Recommended ConfigurationSend only Critical and Major events, and only webhooks that set lockout or delayed lockout. The goal is to send findings rather than a list of alarms that do not pinpoint a security incident. Customers can customize based on specific requirements.
-
The endpoint URL uses localhost and sends webhooks to the application service listening on port 5000:
http://localhost:5000/webhook -
Add the Content-Type header with value application/json to complete the webhook configuration.
-
Click Save to commit the configuration.
-
Click Save on the main Webhook configuration page.
How to Test the Integration with Cribl
- Download the curl command template and open it with a text editor.
- Copy all the text.
- SSH to the Eyeglass VM as the admin user.
- Paste the entire CLI command to the SSH prompt to send sample data to the running Zero Trust application. This sends test data directly to the application to be processed and sent to Cribl.
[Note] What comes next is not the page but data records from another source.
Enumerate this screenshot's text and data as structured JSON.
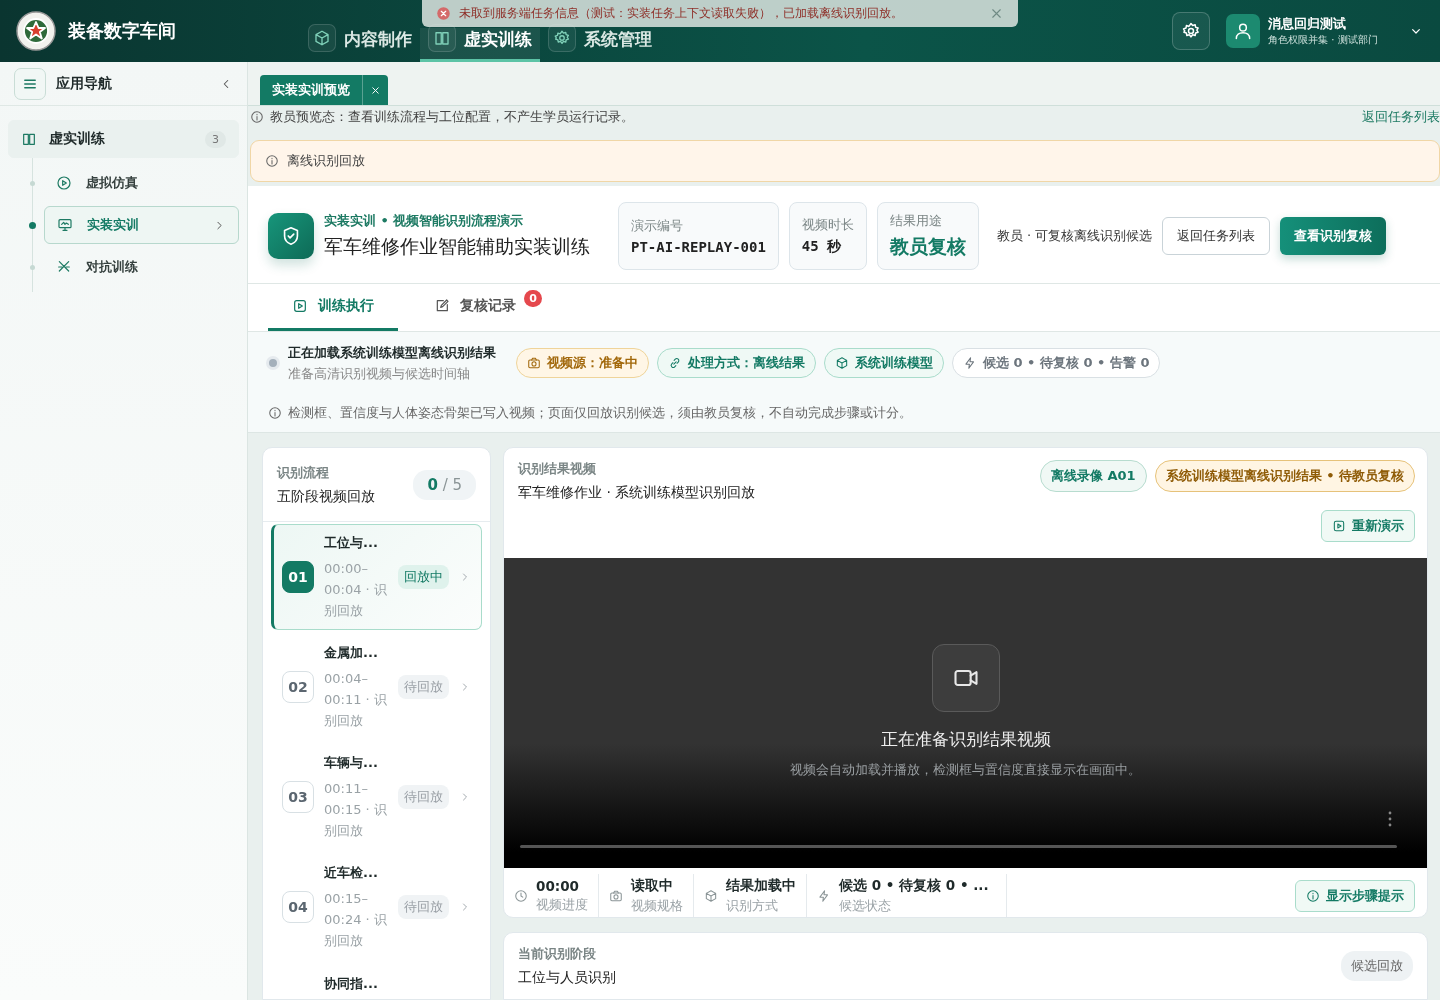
{
  "header": {
    "title": "装备数字车间",
    "nav": [
      {
        "label": "内容制作",
        "selected": false
      },
      {
        "label": "虚实训练",
        "selected": true
      },
      {
        "label": "系统管理",
        "selected": false
      }
    ],
    "user": {
      "name": "消息回归测试",
      "role": "角色权限并集 · 测试部门"
    }
  },
  "toast": {
    "message": "未取到服务端任务信息（测试：实装任务上下文读取失败），已加载离线识别回放。"
  },
  "sidebar": {
    "title": "应用导航",
    "groups": [
      {
        "label": "虚实训练",
        "count": "3",
        "expanded": true,
        "children": [
          {
            "label": "虚拟仿真",
            "selected": false
          },
          {
            "label": "实装实训",
            "selected": true
          },
          {
            "label": "对抗训练",
            "selected": false
          }
        ]
      }
    ]
  },
  "page_tabs": [
    {
      "label": "实装实训预览",
      "selected": true
    }
  ],
  "notice": {
    "text": "教员预览态：查看训练流程与工位配置，不产生学员运行记录。",
    "link": "返回任务列表"
  },
  "alert": {
    "text": "离线识别回放"
  },
  "task": {
    "category": "实装实训 • 视频智能识别流程演示",
    "title": "军车维修作业智能辅助实装训练",
    "stats": [
      {
        "label": "演示编号",
        "value": "PT-AI-REPLAY-001",
        "kind": "code"
      },
      {
        "label": "视频时长",
        "value": "45 秒",
        "kind": "code"
      },
      {
        "label": "结果用途",
        "value": "教员复核",
        "kind": "highlight"
      }
    ],
    "role_note": "教员 · 可复核离线识别候选",
    "buttons": [
      {
        "label": "返回任务列表",
        "kind": "secondary"
      },
      {
        "label": "查看识别复核",
        "kind": "primary"
      }
    ]
  },
  "sub_tabs": [
    {
      "label": "训练执行",
      "selected": true
    },
    {
      "label": "复核记录",
      "selected": false,
      "badge": "0"
    }
  ],
  "status": {
    "title": "正在加载系统训练模型离线识别结果",
    "subtitle": "准备高清识别视频与候选时间轴",
    "chips": [
      {
        "label": "视频源：准备中",
        "kind": "warning"
      },
      {
        "label": "处理方式：离线结果",
        "kind": "success"
      },
      {
        "label": "系统训练模型",
        "kind": "success"
      },
      {
        "label": "候选 0 • 待复核 0 • 告警 0",
        "kind": "neutral"
      }
    ]
  },
  "hint": "检测框、置信度与人体姿态骨架已写入视频；页面仅回放识别候选，须由教员复核，不自动完成步骤或计分。",
  "flow": {
    "label": "识别流程",
    "title": "五阶段视频回放",
    "done": "0",
    "total": "/ 5",
    "steps": [
      {
        "number": "01",
        "title": "工位与...",
        "time": "00:00–00:04 · 识别回放",
        "state": "回放中",
        "selected": true
      },
      {
        "number": "02",
        "title": "金属加...",
        "time": "00:04–00:11 · 识别回放",
        "state": "待回放",
        "selected": false
      },
      {
        "number": "03",
        "title": "车辆与...",
        "time": "00:11–00:15 · 识别回放",
        "state": "待回放",
        "selected": false
      },
      {
        "number": "04",
        "title": "近车检...",
        "time": "00:15–00:24 · 识别回放",
        "state": "待回放",
        "selected": false
      },
      {
        "title": "协同指...",
        "selected": false
      }
    ]
  },
  "video": {
    "label": "识别结果视频",
    "title": "军车维修作业 · 系统训练模型识别回放",
    "tags": [
      {
        "label": "离线录像 A01",
        "kind": "success"
      },
      {
        "label": "系统训练模型离线识别结果 • 待教员复核",
        "kind": "warning"
      }
    ],
    "replay": "重新演示",
    "placeholder_title": "正在准备识别结果视频",
    "placeholder_text": "视频会自动加载并播放，检测框与置信度直接显示在画面中。",
    "info": [
      {
        "value": "00:00",
        "label": "视频进度"
      },
      {
        "value": "读取中",
        "label": "视频规格"
      },
      {
        "value": "结果加载中",
        "label": "识别方式"
      },
      {
        "value": "候选 0 • 待复核 0 • ...",
        "label": "候选状态"
      }
    ],
    "hints_button": "显示步骤提示"
  },
  "stage": {
    "label": "当前识别阶段",
    "title": "工位与人员识别",
    "badge": "候选回放"
  }
}
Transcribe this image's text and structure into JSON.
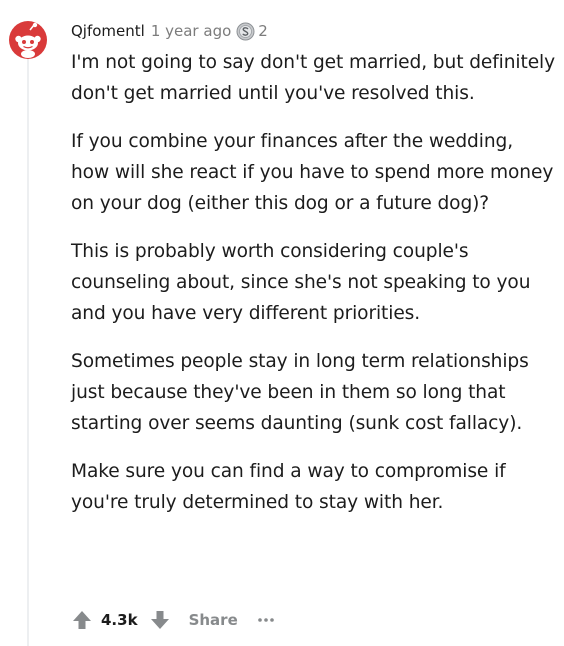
{
  "comment": {
    "username": "Qjfomentl",
    "timestamp": "1 year ago",
    "award_count": "2",
    "paragraphs": [
      "I'm not going to say don't get married, but definitely don't get married until you've resolved this.",
      "If you combine your finances after the wedding, how will she react if you have to spend more money on your dog (either this dog or a future dog)?",
      "This is probably worth considering couple's counseling about, since she's not speaking to you and you have very different priorities.",
      "Sometimes people stay in long term relationships just because they've been in them so long that starting over seems daunting (sunk cost fallacy).",
      "Make sure you can find a way to compromise if you're truly determined to stay with her."
    ]
  },
  "actions": {
    "score": "4.3k",
    "share_label": "Share"
  },
  "icons": {
    "avatar": "snoo-avatar-icon",
    "award": "silver-award-icon",
    "upvote": "upvote-arrow-icon",
    "downvote": "downvote-arrow-icon",
    "more": "more-options-icon"
  },
  "colors": {
    "avatar_red": "#d93a3a",
    "text": "#1c1c1c",
    "meta": "#7c7c7c",
    "action_gray": "#878a8c",
    "thread_line": "#edeff1"
  }
}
To review the process logs from the web application:
sudo -s
journalctl -f -u cribl
To log to a file and review with nano, showing only the most recent 250 lines:
journalctl -f -n 250 -u cribl > /tmp/ztwebhook.log
nano /tmp/ztwebhook.log
The response code from the Cribl API call should show HTTP 200 status code and successCount 1 to indicate the event was successfully created.
Cribl Administrator Integration Experience
Once the integration has been tested, log in to the Cribl console to verify that events are parsed and displayed correctly. Use the transformation and multiple destination sync capabilities in Cribl to route Zero Trust alert data to your security tool destinations.